AR: Could this model work for other libraries and arts and culture organizations? If yes, what advice would you have for them?
AK: Absolutely! If they are able, try and keep things as simple as you can while setting up guardrails. A reminder that you are co-locating organizations with different cultures and experiences and sharing spaces can be like living with roommates; you have to figure out each other’s habits and day to day negotiating how you co-exist in the same space while reaching each other’s goals.
AR: Since some people reading this might be newer to zines, can you share some zine-based vocabulary words for their awareness?
KC: There’s lots of lingo you might hear around the Denver Zine Library. Here are a few definitions:
- Zinester: A person who self-publishes zines.
- Audiozine: An audio version of a zine.
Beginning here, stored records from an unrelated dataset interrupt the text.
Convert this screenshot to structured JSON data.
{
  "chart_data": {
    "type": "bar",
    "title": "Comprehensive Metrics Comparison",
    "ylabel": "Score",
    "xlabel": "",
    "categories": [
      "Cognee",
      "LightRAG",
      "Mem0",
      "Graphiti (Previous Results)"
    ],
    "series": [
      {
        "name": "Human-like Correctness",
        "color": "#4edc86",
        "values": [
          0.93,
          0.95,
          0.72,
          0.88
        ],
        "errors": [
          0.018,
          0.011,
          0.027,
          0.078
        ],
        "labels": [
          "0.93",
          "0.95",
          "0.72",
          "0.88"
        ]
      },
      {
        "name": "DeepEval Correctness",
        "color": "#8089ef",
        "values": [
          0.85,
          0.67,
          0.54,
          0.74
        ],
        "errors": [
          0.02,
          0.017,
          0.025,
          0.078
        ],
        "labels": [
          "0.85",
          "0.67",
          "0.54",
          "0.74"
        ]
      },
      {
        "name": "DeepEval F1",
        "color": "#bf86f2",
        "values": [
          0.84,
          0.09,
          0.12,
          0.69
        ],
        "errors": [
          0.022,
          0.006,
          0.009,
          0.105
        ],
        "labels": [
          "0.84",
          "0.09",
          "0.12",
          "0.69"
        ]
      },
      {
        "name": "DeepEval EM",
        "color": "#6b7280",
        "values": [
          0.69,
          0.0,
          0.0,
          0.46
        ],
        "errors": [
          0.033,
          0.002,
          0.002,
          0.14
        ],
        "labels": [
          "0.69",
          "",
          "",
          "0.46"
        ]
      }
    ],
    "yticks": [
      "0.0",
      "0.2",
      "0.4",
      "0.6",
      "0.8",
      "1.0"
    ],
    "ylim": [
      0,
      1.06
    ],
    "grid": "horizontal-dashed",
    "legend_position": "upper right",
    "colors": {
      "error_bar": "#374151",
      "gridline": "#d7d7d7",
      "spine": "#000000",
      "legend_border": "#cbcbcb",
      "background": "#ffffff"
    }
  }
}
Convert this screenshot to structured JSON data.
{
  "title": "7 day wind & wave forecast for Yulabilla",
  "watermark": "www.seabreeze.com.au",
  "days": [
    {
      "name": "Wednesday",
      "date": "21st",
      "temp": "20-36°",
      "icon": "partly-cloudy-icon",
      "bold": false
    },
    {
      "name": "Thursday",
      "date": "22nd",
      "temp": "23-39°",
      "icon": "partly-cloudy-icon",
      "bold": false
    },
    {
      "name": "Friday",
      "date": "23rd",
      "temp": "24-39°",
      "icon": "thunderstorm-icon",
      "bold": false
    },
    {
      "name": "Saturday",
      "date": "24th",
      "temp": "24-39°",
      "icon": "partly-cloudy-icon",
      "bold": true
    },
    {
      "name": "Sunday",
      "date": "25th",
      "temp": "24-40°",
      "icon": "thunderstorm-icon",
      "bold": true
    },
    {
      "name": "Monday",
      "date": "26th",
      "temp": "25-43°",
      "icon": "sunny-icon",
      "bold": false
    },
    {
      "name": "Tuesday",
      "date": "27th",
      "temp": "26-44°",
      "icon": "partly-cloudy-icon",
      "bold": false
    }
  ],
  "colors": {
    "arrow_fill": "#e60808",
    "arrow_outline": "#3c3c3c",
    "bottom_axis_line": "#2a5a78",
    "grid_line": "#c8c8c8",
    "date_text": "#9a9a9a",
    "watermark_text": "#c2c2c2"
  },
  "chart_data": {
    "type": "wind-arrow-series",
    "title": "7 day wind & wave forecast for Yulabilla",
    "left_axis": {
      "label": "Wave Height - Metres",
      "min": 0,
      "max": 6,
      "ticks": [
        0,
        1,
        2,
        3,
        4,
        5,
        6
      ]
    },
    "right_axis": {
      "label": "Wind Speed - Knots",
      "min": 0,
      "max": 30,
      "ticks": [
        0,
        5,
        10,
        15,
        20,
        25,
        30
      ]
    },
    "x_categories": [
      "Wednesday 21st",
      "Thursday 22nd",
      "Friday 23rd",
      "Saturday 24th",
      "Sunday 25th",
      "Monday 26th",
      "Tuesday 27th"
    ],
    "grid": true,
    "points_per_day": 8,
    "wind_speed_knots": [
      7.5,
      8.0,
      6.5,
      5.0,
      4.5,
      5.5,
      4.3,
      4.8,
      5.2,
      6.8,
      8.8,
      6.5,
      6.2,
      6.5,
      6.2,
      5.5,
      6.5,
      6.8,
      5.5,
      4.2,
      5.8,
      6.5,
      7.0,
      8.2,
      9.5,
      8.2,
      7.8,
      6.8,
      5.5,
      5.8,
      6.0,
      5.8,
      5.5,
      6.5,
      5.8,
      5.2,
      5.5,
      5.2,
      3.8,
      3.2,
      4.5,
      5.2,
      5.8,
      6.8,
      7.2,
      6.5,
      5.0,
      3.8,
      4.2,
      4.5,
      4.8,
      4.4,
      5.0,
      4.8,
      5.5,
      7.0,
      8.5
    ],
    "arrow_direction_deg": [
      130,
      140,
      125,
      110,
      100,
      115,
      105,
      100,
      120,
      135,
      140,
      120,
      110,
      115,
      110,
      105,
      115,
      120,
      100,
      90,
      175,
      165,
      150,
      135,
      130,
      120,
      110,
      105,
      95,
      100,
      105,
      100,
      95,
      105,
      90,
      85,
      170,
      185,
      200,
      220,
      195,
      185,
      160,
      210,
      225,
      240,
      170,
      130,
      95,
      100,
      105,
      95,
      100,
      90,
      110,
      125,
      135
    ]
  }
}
The DZL has a few on cassette and CD. This might be an audio version of a print zine or a unique publication.
- DIY: This acronym for “do it yourself” is becoming more mainstream and used throughout crafting, construction, and other communities.
- Fanzine: A zine about fandom, which can include books, tv, movies, music, or other types of media.
- Perzine: This genre of personal zines often contain first-person, narrative writing, and may include journal-type musings, recipes, doodles, opinions, and more.
- Long-arm stapler: The adjustable stapler that allows for binding along the spine of a zine that is too deep for a standard stapler to reach.
Adam Rozan: Most libraries follow the American Library Association and Library of Congress cataloging system, but the Denver Zine Library doesn’t, so what method does it use, and why?
KC: The DZL was founded by zinesters and fans of zines, but did not have any formal training in cataloging systems and did not have a budget for cataloging software. The team created a catalog in Microsoft Access to capture the pieces of information they felt would be most important for searching the catalog as well as locating specific zines on the shelves. For most of the history of the organization, the catalog has remained in Access, and we are currently in the process of transitioning to TinyCat.
There is also a movement among zine libraries to create a union catalog. From Zinecat.org: “A union catalog is a resource where libraries can share cataloging and holdings information. The Zine Union Catalog (ZineCat) lets researchers discover zine holdings by searching a single catalog, and helps librarians copy catalog records to facilitate lending across libraries. ZineCat serves educators, researchers, librarians, archivists, and anyone in the general public with an interest in zines.” One of the interesting challenges of creating a union catalog is how to capture collections that use a range of systems, including Library of Congress, MARC records, the Dewey Decimal System, and unique catalogs as well. Zine libraries exist all over the world, sometimes within larger collections in public or academic libraries, as stand-along nonprofits, or the living rooms of punk houses.